Appending new lines to multiple files

1

I'm trying to append new lines to multiple files with the following command:

find -name *.ovpn -exec sh echo "line to append" >> {} \;

before doing this, I ran a different command to make sure it would work the way I expected:

find -name *.ovpn -exec sh echo "hello" \;

but all this does is print out "sh: 0: Can't open echo" for every file found.

The Mungler

Posted 2018-06-02T02:51:02.043

Reputation: 11

Answers

5

There are few issues.

>> in your first command will be interpreted by your current shell as a redirection to a file literally named {}, unless it's quoted.

*.ovpn may be expanded by shell globbing before find ever runs. This will happen if you have at least one object in the current directory that matches the pattern. You do want to quote this. Compare this question.

You get Can't open echo because indeed you're telling sh to open echo. To execute a command you need sh -c.

find without specifying the path is not portable (compare this question). While you may get away with this, I mention the issue to make the answer more useful for other users.

This is the improved version of your first command that kinda works (don't run it, keep reading):

find . -name '*.ovpn' -exec sh -c 'echo "line to append" >> "{}"' \;

Notice I had to double quote {} inside single quotes. These double quotes are "seen" by the sh and make filenames with spaces etc. work as redirection targets. Without quotes you may end up with like echo "line to append" >> foo bar.ovpn which is equivalent to echo "line to append" bar.ovpn >> foo.
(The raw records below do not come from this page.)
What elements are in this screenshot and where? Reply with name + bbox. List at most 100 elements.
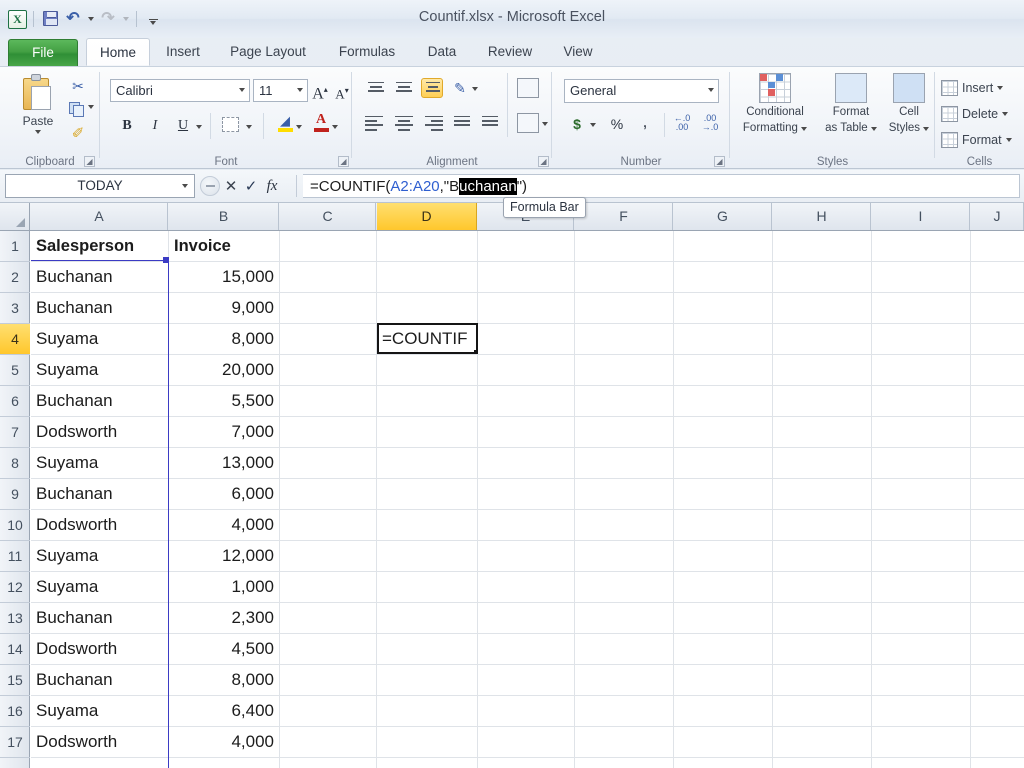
cell-B6[interactable]: 5,500	[169, 386, 279, 416]
underline-button[interactable]: U	[172, 115, 194, 137]
cell-B9[interactable]: 6,000	[169, 479, 279, 509]
row-header-3[interactable]: 3	[0, 293, 30, 324]
format-as-table-button[interactable]: Format as Table	[818, 73, 884, 135]
name-box[interactable]: TODAY	[5, 174, 195, 203]
format-painter-button[interactable]: ✐	[66, 123, 90, 145]
row-header-17[interactable]: 17	[0, 727, 30, 758]
cell-A3[interactable]: Buchanan	[31, 293, 168, 323]
cell-A2[interactable]: Buchanan	[31, 262, 168, 292]
top-align-button[interactable]	[365, 79, 387, 99]
row-header-5[interactable]: 5	[0, 355, 30, 386]
increase-indent-button[interactable]	[477, 113, 499, 133]
cell-A17[interactable]: Dodsworth	[31, 727, 168, 757]
accounting-dropdown[interactable]	[590, 123, 596, 127]
tab-page-layout[interactable]: Page Layout	[216, 38, 320, 66]
cell-B10[interactable]: 4,000	[169, 510, 279, 540]
font-dialog-launcher[interactable]: ◢	[338, 156, 349, 167]
cell-A11[interactable]: Suyama	[31, 541, 168, 571]
cell-A10[interactable]: Dodsworth	[31, 510, 168, 540]
column-header-D[interactable]: D	[377, 203, 477, 230]
cell-A14[interactable]: Dodsworth	[31, 634, 168, 664]
row-header-2[interactable]: 2	[0, 262, 30, 293]
accounting-format-button[interactable]: $	[567, 113, 587, 135]
cell-B8[interactable]: 13,000	[169, 448, 279, 478]
comma-format-button[interactable]: ,	[634, 111, 656, 133]
cell-A9[interactable]: Buchanan	[31, 479, 168, 509]
copy-dropdown[interactable]	[88, 105, 94, 109]
tab-view[interactable]: View	[550, 38, 606, 66]
cell-A7[interactable]: Dodsworth	[31, 417, 168, 447]
formula-input[interactable]: =COUNTIF(A2:A20,"Buchanan")	[303, 174, 1020, 198]
cell-B5[interactable]: 20,000	[169, 355, 279, 385]
bold-button[interactable]: B	[116, 115, 138, 137]
tab-review[interactable]: Review	[472, 38, 548, 66]
select-all-corner[interactable]	[0, 203, 30, 230]
middle-align-button[interactable]	[393, 79, 415, 99]
cell-B12[interactable]: 1,000	[169, 572, 279, 602]
column-header-B[interactable]: B	[169, 203, 279, 230]
cell-A1[interactable]: Salesperson	[31, 231, 168, 261]
decrease-indent-button[interactable]	[449, 113, 471, 133]
cell-B4[interactable]: 8,000	[169, 324, 279, 354]
percent-format-button[interactable]: %	[606, 113, 628, 135]
fill-color-dropdown[interactable]	[296, 125, 302, 129]
tab-insert[interactable]: Insert	[152, 38, 214, 66]
cell-A6[interactable]: Buchanan	[31, 386, 168, 416]
format-cells-button[interactable]: Format	[941, 127, 1012, 152]
collapse-button[interactable]	[200, 176, 220, 196]
insert-cells-button[interactable]: Insert	[941, 75, 1004, 100]
column-header-G[interactable]: G	[674, 203, 772, 230]
font-color-dropdown[interactable]	[332, 125, 338, 129]
borders-button[interactable]	[222, 117, 239, 132]
insert-function-button[interactable]: fx	[262, 178, 282, 195]
row-header-7[interactable]: 7	[0, 417, 30, 448]
column-header-J[interactable]: J	[971, 203, 1024, 230]
row-header-10[interactable]: 10	[0, 510, 30, 541]
cell-A15[interactable]: Buchanan	[31, 665, 168, 695]
orientation-dropdown[interactable]	[472, 87, 478, 91]
tab-home[interactable]: Home	[86, 38, 150, 66]
column-header-C[interactable]: C	[280, 203, 376, 230]
cell-A5[interactable]: Suyama	[31, 355, 168, 385]
cell-B2[interactable]: 15,000	[169, 262, 279, 292]
row-header-11[interactable]: 11	[0, 541, 30, 572]
cell-A13[interactable]: Buchanan	[31, 603, 168, 633]
borders-dropdown[interactable]	[246, 125, 252, 129]
decrease-font-size-button[interactable]: A▾	[332, 80, 352, 105]
tab-data[interactable]: Data	[414, 38, 470, 66]
number-format-select[interactable]: General	[564, 79, 719, 107]
cell-B15[interactable]: 8,000	[169, 665, 279, 695]
number-dialog-launcher[interactable]: ◢	[714, 156, 725, 167]
row-header-15[interactable]: 15	[0, 665, 30, 696]
wrap-text-button[interactable]	[517, 78, 539, 98]
cell-A4[interactable]: Suyama	[31, 324, 168, 354]
cell-B14[interactable]: 4,500	[169, 634, 279, 664]
increase-decimal-button[interactable]: ←.0 .00	[670, 113, 696, 135]
alignment-dialog-launcher[interactable]: ◢	[538, 156, 549, 167]
row-header-8[interactable]: 8	[0, 448, 30, 479]
row-header-16[interactable]: 16	[0, 696, 30, 727]
row-header-6[interactable]: 6	[0, 386, 30, 417]
tab-file[interactable]: File	[8, 39, 78, 66]
cancel-button[interactable]: ✕	[222, 177, 240, 195]
cell-B3[interactable]: 9,000	[169, 293, 279, 323]
decrease-decimal-button[interactable]: .00 →.0	[698, 113, 724, 135]
align-right-button[interactable]	[421, 113, 443, 133]
increase-font-size-button[interactable]: A▴	[310, 79, 330, 105]
column-header-A[interactable]: A	[31, 203, 168, 230]
clipboard-dialog-launcher[interactable]: ◢	[84, 156, 95, 167]
row-header-12[interactable]: 12	[0, 572, 30, 603]
row-header-4[interactable]: 4	[0, 324, 30, 355]
paste-button[interactable]: Paste	[14, 73, 62, 145]
cell-A8[interactable]: Suyama	[31, 448, 168, 478]
font-size-input[interactable]: 11	[253, 79, 308, 107]
column-header-I[interactable]: I	[872, 203, 970, 230]
font-color-button[interactable]: A	[312, 113, 330, 133]
align-left-button[interactable]	[365, 113, 387, 133]
cell-B11[interactable]: 12,000	[169, 541, 279, 571]
bottom-align-button[interactable]	[421, 78, 443, 98]
cut-button[interactable]: ✂	[66, 75, 90, 97]
cell-styles-button[interactable]: Cell Styles	[882, 73, 936, 135]
cell-B13[interactable]: 2,300	[169, 603, 279, 633]
cell-A16[interactable]: Suyama	[31, 696, 168, 726]
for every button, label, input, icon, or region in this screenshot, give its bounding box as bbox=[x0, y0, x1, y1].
Quoting makes it echo "line to append" >> "foo bar.ovpn" instead.

Unfortunately filenames containing " will break this syntax.

The right way to pass {} to sh is not to include it in the command string but to pass its content as a separate argument:

find . -name '*.ovpn' -exec sh -c 'echo "line to append" >> "$0"' {} \;

$0 inside the command string expands to the firsts argument our sh gets after -c '…'. Now even " in filename won't break the syntax.

Usually (like in a script) to refer to the first argument you use $1. This is the reason some users would rather use a dummy argument to be $0, like this:

find . -name '*.ovpn' -exec sh -c 'echo "line to append" >> "$1"' dummy {} \;

If it was a script, $0 would expand to its name. That's why it's not uncommon to see this dummy actually being sh (or bash, if one calls bash -c … etc.):

find . -name '*.ovpn' -exec sh -c 'echo "line to append" >> "$1"' sh {} \;

But wait! find calls a separate sh for every single file. I don't expect you to have thousands .ovpn files, but in general you might want to process many files without spawning unnecessary processes. We can optimize the approach with tee -a that can write to multiple files as a single process:

find . -name '*.ovpn' -exec sh -c 'echo "line to append" | tee -a "$@" >/dev/null' sh {} +

Notice {} +, this passes multiple paths at once. Inside the command executed by sh -c we retrieve them with "$@", which expands to "$1" "$2" "$3" …. In this case a dummy argument that populates (unused) $0 is a must.

In general there is also this issue: Why is printf better than echo? However in this case you're using echo without options and the string it gets is static, so it should be fine.